That unbearable recurring apocalytic nightmare : crisis and apocalyptic visions in British film, 1987-1994

  • Author(s): Anthony John Kinik,
  • When: 1997-10
  • Where: University of British Columbia
  • This thesis is a study of the apocalyptic visions and forms that cropped up in the British cinema of the late 1980s and early 1990s with great frequency. It is my belief that this apocalypticism was directly related to the socio-political situation in Britain during this period—a situation that was largely the result of the rule of Margaret Thatcher and John Major, a situation that was largely the result of "Thatcherism." Furthermore, I believe that such a turn towards apocalyptic form fits into a tradition wherein crisis, sectarianism/radicalism/leftism, and apocalypticism have been closely tied over the course of history. Thus, my argument proceeds in the following manner. Chapter one takes a look at the roots of the apocalyptic tradition within Judeo- Christian culture and attempts to specify this tradition's principal characteristics, and how this tradition was linked with sectarianism and crises—both "real" and "perceived"—from its inception, even if the tradition has been largely dominated by more conservative interests ever since. Chapter two provides a "case example" of this particular branch of the apocalyptic tradition, examining the English Revolution and how it generated radicalized forms of apocalypticism. This chapter then devotes special attention to what Christopher Hill has termed the "experience of defeat" amongst the Revolution's radical Nonconformists—the political and spiritual swoon that occurred when the tide turned against the radicals, and the Restoration was established—and how this experience, too, resulted in apocalyptic texts. Chapter three is a study of "Thatcherism": where it came from, how it made its way through the 1980s and into the 1990s, how it sowed crisis all along this path.
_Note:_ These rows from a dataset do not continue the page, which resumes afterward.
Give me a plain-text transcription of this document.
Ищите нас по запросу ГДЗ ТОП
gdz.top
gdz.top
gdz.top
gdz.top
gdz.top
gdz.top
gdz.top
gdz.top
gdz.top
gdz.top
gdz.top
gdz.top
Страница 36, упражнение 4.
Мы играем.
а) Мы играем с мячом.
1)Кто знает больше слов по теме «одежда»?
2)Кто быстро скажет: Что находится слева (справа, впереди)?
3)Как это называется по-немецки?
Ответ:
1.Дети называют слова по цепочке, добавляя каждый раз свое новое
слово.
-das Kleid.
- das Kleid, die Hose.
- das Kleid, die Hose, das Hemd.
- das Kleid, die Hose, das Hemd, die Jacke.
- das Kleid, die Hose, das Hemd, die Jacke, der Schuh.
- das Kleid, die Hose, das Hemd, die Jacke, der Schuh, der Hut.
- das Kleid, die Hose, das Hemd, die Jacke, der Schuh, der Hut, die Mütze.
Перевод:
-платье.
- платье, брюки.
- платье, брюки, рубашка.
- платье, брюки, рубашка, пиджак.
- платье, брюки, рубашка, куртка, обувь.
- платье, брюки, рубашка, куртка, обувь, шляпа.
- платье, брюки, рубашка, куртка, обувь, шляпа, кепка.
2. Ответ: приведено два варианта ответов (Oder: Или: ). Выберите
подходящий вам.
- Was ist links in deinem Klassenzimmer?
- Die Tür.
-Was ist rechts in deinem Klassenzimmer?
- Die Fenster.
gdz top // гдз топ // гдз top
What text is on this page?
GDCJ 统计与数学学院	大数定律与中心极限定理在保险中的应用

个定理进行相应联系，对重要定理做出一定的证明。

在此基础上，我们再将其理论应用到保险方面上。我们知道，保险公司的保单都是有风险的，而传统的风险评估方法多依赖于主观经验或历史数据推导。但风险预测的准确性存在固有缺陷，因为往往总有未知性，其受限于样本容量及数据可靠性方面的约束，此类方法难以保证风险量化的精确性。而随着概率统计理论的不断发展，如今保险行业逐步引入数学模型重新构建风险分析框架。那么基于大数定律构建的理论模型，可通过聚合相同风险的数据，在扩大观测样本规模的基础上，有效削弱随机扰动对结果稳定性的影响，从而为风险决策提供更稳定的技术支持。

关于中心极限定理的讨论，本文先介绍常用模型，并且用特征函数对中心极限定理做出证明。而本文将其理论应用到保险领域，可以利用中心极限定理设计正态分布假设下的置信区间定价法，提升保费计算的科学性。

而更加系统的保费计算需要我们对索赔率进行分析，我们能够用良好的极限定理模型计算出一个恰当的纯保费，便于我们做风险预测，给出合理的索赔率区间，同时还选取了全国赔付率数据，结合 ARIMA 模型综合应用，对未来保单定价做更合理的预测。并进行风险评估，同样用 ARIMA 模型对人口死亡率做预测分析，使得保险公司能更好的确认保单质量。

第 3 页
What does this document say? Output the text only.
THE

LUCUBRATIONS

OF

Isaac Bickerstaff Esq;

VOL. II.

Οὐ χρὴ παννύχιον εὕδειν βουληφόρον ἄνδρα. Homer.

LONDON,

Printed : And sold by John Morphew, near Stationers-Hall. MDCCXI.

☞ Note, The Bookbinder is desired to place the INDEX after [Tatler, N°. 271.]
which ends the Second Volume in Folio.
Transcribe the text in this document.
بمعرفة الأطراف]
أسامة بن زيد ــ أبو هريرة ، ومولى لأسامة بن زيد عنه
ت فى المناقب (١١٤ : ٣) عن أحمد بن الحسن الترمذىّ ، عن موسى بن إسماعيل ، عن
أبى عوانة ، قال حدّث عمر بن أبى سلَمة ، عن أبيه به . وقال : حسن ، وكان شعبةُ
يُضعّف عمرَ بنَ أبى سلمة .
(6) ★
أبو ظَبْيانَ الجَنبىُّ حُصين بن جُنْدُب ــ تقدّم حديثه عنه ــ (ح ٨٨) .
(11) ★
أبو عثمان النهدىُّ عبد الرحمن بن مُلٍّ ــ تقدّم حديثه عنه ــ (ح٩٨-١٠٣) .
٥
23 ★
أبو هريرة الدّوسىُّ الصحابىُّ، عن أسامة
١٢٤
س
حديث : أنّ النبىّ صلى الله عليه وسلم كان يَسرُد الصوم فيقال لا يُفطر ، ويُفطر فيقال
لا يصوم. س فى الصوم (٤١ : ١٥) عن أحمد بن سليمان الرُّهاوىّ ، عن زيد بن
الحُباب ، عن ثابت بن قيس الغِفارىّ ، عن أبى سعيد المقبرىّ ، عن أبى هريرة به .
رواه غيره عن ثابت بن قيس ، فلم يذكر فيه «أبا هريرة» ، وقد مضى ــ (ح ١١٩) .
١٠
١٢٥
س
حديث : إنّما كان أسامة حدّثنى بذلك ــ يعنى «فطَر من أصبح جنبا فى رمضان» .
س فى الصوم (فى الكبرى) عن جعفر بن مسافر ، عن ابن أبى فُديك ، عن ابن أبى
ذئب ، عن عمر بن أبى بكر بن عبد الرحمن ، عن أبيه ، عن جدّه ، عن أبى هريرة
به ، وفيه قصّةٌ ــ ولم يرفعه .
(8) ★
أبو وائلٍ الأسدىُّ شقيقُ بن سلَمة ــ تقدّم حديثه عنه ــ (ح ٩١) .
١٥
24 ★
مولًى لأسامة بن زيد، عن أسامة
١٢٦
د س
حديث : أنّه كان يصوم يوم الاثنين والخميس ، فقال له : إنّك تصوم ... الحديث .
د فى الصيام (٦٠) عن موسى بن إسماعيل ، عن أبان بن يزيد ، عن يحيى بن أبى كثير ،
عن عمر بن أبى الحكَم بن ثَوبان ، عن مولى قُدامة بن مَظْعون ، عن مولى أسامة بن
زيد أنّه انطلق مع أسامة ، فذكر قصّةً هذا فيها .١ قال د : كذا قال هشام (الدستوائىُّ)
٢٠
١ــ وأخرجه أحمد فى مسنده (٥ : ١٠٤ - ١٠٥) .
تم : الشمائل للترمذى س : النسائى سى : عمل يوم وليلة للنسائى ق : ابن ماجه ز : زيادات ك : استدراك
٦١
This chapter lays stress upon how Thatcherism provoked a "crisis of the left" that creates a resonant parallel with Hill's "experience of defeat." Chapter four focuses on the films of Derek Jarman, Peter Greenaway, Patrick Keiller, and Mike Leigh during this period: how they frequently turned towards apocalyptic visions, how these visions were directly linked to Thatcherism, and, especially, how these visions were the result of the "crisis of the left" provoked by the rule of the Thatcher and Major administrations.